Professor Sanchia Aranda, CEO of Cancer Council Australia and President Elect of the Union for International Cancer Control, says the new estimate of 1.1 million, released by Cancer Council on World Cancer Day today, reflects progress in healthcare but presents new challenges.

“The main reason for the increase in cancer prevalence is that we are living longer in general and more people with cancer are surviving,” Prof Aranda says.

“Around 130,000 Australians are likely to be diagnosed with cancer this year and more than 65% will survive for five years, with many going into permanent remission.”

Prof Aranda says despite the good news, the burden of life years lost to cancer was increasing relative to other disease groups, in Australia and globally.

“There is also a stark inequity in outcomes – and addressing inequity has to be a priority. Inequities exist between demographic groups and also between people with different cancer types and experiences.

“Governments in Australia have performed pretty well in delivering public health programs, but we’ve barely scratched the surface on these trends. New health system efficiencies, targeting expenditure to highest need, addressing issues like the cost of cancer medicines – these challenges are mounting.

“There’s a robust health reform debate in Australia at present. More than a million Australians living with or having survived cancer should be at the forefront of the discussion.

“We also need to do practical things on the ground to support our survivors, as a community.”

Prof Aranda says cancer survivors could be a powerful constituency, with more than one in 20 voting-age Australians now directly affected.

She says the sheer numbers of patients and survivors also provided a great opportunity for peer support – something Cancer Council could facilitate.

This year’s World Cancer Day theme is “We Can. I Can”, highlighting how communities and individuals could help to reduce cancer burden.

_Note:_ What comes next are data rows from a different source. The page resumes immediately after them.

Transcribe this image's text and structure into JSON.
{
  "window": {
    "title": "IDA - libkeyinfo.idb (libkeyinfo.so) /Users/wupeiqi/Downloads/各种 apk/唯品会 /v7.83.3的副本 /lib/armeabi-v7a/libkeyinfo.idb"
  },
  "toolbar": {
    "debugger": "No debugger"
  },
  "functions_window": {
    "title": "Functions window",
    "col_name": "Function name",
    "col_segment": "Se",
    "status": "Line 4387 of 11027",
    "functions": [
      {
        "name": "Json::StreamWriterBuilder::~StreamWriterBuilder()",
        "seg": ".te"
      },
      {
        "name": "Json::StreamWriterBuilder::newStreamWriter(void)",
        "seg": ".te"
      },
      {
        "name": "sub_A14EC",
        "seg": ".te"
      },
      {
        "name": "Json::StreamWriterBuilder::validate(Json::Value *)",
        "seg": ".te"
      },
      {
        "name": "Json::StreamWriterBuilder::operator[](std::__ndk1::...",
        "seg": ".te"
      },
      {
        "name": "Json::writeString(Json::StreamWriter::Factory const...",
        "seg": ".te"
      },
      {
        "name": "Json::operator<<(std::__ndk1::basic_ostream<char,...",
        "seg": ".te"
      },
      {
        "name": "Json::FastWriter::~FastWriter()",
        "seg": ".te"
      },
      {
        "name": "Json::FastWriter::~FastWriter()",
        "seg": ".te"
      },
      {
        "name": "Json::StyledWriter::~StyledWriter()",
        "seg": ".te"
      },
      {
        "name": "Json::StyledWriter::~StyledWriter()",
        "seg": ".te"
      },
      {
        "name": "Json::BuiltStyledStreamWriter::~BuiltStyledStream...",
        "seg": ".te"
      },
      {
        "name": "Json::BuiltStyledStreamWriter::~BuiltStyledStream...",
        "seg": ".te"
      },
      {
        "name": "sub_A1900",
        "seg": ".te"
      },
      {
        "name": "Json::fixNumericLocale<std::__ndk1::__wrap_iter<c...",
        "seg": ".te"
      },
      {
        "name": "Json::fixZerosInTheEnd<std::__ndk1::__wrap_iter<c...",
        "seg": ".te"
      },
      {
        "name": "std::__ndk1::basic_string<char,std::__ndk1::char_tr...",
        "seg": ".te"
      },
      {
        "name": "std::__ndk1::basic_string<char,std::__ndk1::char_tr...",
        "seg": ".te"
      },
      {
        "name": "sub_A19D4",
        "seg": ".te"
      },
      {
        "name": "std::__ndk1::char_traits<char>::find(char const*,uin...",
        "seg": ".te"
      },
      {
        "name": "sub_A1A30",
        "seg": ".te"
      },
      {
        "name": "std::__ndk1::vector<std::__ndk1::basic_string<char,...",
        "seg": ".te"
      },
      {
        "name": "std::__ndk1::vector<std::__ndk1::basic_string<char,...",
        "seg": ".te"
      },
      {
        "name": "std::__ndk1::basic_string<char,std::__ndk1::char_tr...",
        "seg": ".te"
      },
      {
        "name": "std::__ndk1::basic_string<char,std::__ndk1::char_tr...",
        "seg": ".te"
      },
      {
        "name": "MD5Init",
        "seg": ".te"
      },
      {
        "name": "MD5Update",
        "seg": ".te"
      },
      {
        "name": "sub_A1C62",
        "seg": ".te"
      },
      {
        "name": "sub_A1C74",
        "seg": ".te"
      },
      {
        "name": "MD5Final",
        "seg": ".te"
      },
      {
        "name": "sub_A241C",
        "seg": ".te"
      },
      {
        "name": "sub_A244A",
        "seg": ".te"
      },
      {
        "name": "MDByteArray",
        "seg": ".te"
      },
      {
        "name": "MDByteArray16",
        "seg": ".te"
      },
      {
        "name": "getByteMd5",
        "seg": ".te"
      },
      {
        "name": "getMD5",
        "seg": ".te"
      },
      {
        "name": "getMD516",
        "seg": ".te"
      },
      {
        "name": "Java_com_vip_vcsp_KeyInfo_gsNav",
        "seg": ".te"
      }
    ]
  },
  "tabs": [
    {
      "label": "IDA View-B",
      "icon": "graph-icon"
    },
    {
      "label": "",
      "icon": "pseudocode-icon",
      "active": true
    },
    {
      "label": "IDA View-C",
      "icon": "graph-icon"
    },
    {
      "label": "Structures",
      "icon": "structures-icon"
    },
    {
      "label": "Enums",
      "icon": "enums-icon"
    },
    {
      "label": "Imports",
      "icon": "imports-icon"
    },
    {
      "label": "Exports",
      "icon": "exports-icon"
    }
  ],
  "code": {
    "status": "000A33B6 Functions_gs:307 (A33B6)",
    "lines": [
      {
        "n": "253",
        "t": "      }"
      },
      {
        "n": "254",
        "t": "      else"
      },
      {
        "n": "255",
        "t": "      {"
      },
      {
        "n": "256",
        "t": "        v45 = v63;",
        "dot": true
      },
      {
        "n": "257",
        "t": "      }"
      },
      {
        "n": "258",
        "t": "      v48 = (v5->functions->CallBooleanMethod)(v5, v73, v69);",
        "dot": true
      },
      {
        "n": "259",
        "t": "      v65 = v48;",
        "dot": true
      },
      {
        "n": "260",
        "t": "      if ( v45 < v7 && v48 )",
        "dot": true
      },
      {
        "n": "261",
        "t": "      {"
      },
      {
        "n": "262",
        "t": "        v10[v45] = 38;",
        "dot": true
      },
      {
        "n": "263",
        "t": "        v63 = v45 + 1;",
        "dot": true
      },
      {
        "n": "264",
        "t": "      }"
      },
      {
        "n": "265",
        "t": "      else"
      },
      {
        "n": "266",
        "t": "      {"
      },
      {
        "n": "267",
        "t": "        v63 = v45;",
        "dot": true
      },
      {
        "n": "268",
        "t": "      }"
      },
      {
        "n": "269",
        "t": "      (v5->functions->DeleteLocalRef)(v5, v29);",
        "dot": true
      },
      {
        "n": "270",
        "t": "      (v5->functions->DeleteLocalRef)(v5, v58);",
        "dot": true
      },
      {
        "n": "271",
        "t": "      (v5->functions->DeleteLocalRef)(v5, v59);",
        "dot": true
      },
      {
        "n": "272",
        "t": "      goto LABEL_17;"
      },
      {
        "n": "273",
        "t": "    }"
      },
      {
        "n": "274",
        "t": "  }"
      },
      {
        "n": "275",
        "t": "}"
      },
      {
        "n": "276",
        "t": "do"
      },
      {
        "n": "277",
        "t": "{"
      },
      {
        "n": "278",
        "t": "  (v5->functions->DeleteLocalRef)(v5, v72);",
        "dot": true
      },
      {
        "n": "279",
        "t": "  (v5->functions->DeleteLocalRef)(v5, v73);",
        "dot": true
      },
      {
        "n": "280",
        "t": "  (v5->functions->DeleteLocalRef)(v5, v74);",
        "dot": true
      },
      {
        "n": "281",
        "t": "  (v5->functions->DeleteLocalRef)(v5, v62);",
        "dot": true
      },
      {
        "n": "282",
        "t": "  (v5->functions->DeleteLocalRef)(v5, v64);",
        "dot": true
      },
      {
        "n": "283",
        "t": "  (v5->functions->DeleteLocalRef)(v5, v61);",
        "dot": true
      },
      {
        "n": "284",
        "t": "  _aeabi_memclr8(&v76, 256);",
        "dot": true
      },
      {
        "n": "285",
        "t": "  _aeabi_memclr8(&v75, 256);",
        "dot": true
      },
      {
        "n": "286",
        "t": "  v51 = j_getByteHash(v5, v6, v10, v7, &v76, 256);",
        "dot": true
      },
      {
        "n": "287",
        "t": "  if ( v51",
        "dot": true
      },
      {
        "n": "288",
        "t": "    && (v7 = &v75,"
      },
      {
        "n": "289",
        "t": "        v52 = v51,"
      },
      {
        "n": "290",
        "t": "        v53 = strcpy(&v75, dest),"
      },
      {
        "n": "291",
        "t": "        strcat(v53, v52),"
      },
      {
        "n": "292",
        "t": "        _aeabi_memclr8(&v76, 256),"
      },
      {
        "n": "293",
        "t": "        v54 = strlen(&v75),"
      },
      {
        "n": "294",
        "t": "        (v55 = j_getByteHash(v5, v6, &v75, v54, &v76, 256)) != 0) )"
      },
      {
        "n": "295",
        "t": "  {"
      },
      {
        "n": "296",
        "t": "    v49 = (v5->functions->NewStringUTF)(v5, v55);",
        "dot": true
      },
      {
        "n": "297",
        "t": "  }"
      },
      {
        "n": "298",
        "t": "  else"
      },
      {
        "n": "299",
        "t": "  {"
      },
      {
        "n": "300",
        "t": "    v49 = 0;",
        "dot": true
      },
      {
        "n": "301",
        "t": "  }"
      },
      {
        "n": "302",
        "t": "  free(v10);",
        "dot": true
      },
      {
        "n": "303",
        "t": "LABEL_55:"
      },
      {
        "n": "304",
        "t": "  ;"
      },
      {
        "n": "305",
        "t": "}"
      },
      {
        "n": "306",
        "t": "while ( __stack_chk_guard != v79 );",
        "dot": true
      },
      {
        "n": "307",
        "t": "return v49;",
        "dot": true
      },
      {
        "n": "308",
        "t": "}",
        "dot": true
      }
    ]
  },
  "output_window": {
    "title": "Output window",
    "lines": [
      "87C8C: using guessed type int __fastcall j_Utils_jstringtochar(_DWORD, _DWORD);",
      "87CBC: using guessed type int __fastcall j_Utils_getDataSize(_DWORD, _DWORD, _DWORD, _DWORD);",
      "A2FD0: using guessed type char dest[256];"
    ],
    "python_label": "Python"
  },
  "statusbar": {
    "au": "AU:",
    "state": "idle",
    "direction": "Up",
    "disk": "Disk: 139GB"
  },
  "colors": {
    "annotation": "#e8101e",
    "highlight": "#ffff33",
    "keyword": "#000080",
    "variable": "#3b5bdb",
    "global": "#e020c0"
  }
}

“A third of cancers are caused by smoking, diet, obesity, UV and alcohol – fear of a preventable cancer should encourage people to reduce those risks,” Prof Aranda says.

“However, that same fear can discourage people from getting health checks that could lead to early intervention and better outcomes.

“People also fall through cracks in the system, leading to avoidable mortality and morbidity. These are systems and equity issues that can be addressed.”

Prof Aranda says cancer survivors also live with specific physical and emotional needs.

“Cancer survivors can also volunteer with Cancer Connect, our peer support program, so they can share their experience and provide emotional support and assistance to their peers.

“Multiple surveys have shown cancer to be Australia’s most feared disease, and with good reason,” Prof Aranda says.

“But it is also increasingly a part of our lives. Long term survival is a reality for most Australians who get cancer. Increasing the number of survivors should be a community goal.”